De systeembenadering / systeemtheorie
De systeembenadering of systeemtheorie gaat er van uit dat een persoon nooit 100% verantwoordelijk kan zijn voor al zijn problemen. Een persoon maakt altijd deel uit van een groter geheel: zijn gezin, zijn vriendengroep, zijn school, zijn groep van collega's. Om iemand te helpen moet je dus kennis nemen van deze diverse niveaus van systemen om zo echt hulp te kunnen bieden aan een cliënt.
In de jaren ’50 kreeg een aantal individueel georiënteerde therapeuten steeds meer oog voor de invloed van de natuurlijke sociale omgeving op mensen met problemen. De persoon die in therapie was, bleek vaak niet de volledige verklaring te zijn voor de problemen die een patiënt ervoer. Zijn problemen lagen dieper: ze lagen binnen de groep of het gezin waartoe de patiënt behoorde. Ongeacht hoe de patiënt zich ook veranderde: het probleem bleef bestaan.
Onderzoekers sprongen in op dit probleem en probeerden er een oplossing voor te vinden. Het moest mogelijk zijn om psychische problemen bij cliënten aan te pakken, ook al werkte een individuele aanpak niet of niet genoeg. Therapeuten begonnen bij individueel aangemelde patiënten hun gezin ook uit te nodigen. Hierdoor stonden niet meer de intrapsychische conflicten maar de interacties tussen mensen centraal. Om de psychische stoornis van een cliënt aan te pakken moest het hele gezin worden aangepakt.
De
general systems theory bood een abstract begrippenkader dat volgens sommigen gehanteerd kon worden om gezinsfenomenen te beschrijven en eventueel te verklaren. De systeembenadering of systeemtheorie is vanuit deze theorie ontstaan. Bij de systeembenadering is men zich bewust van de circulaire processen die zich in natuurlijke groepen afspelen. Veranderingen in 1 deel van de groep zullen gevolgd worden door veranderingen in andere delen van de groep, enzovoorts.
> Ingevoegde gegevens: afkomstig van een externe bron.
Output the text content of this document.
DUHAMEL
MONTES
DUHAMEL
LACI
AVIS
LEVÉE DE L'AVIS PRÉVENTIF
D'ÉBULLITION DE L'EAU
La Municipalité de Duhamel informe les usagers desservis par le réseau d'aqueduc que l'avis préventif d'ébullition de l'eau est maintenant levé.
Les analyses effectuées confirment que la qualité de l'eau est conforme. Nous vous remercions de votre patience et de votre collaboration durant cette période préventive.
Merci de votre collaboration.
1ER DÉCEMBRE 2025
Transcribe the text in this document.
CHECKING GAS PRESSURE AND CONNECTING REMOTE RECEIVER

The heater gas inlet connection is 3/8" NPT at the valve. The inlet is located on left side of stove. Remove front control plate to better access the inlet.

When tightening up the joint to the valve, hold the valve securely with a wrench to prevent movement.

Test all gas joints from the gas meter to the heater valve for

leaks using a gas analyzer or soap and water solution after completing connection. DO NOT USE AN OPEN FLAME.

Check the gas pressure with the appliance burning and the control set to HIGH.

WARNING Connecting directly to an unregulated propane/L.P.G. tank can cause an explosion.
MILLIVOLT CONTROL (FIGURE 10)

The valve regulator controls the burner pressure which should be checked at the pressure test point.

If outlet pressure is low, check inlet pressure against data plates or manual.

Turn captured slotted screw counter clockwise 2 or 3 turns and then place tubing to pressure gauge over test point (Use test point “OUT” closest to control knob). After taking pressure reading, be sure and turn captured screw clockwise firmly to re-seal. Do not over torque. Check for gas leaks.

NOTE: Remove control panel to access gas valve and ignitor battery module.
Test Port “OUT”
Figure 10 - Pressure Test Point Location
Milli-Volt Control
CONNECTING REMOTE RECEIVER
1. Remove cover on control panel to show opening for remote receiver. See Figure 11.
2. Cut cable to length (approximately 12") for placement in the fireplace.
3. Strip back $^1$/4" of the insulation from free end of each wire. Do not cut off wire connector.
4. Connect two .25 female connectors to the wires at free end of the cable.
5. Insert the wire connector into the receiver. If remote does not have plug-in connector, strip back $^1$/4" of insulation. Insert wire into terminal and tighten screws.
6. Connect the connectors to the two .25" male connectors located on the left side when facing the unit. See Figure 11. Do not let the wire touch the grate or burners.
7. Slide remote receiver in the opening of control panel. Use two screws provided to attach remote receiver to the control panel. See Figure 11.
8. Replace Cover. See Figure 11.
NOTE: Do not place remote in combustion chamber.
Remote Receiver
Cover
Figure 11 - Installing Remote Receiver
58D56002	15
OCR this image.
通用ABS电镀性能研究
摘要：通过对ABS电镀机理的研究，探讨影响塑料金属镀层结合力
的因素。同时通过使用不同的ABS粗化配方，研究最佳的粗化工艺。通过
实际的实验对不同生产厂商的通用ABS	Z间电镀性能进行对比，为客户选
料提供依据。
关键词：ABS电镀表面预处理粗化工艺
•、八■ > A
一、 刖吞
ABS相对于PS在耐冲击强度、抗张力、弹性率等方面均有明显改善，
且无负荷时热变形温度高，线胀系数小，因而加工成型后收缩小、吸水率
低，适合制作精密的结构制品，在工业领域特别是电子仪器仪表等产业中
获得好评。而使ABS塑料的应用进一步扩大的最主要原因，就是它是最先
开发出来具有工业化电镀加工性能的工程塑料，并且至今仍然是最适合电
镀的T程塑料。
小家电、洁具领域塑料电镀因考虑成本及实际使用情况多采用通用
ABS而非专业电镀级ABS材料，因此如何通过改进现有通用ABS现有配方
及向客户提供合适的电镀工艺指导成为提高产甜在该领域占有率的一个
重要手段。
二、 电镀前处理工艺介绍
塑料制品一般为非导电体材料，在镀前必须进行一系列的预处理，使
Het gezin wordt gezien als een communicatief systeem, een hiërarchisch systeem, een affectief systeem enzovoorts. Bij de systeembenadering kijk je naar dit gezin als geheel en pak je problemen aan door dit hele systeem aan mensen te analyseren en te verbeteren.
Een praktijkvoorbeeld
De emotionele problemen van een kind kunnen voort komen uit onenigheid en een disfunctionerende relatie tussen de ouders. Een kind wat andere kinderen slaat omdat zij ouders continue ruzie maken.
Niveaus van systemen
Je hebt het individuele gezinslid als eenheid, de patiënt met het probleem die al dan niet onder invloed door anderen ontstaan is en in stand wordt gehouden.
Daarnaast heb je
dyadische subsystemen. Het kleinste sociale systeem is dat van twee mensen. Voorbeelden van dyadische subsytemen zijn: moeder-zoon, vader-zoon en vader-moeder.
Dan heb je nog het
gehele gezin als systeem. Soms kan men niet spreken over dé oorzaak van de problemen; alle gezinsleden dragen dan bij tot het handhaven en versterken van de problematiek.
Als laatste heb je nog
het gezin en zijn omgeving als systeem. Ook de omgeving, zoals school, buren, familie of werk, kan zijn invloed hebben op de problematiek. Het gaat hierbij om contacten die men met de buitenwereld onderhoudt. Soms kan een andere benadering dan helpen bij het oplossen van het probleem, door bijvoorbeeld de omgeving van degene waar de problematiek om draait te veranderen. Bij problemen waar cultuur een rol speelt kan een ecologische benadering, het rekening houden met elkaar cultuur, voor een oplossing zorgen.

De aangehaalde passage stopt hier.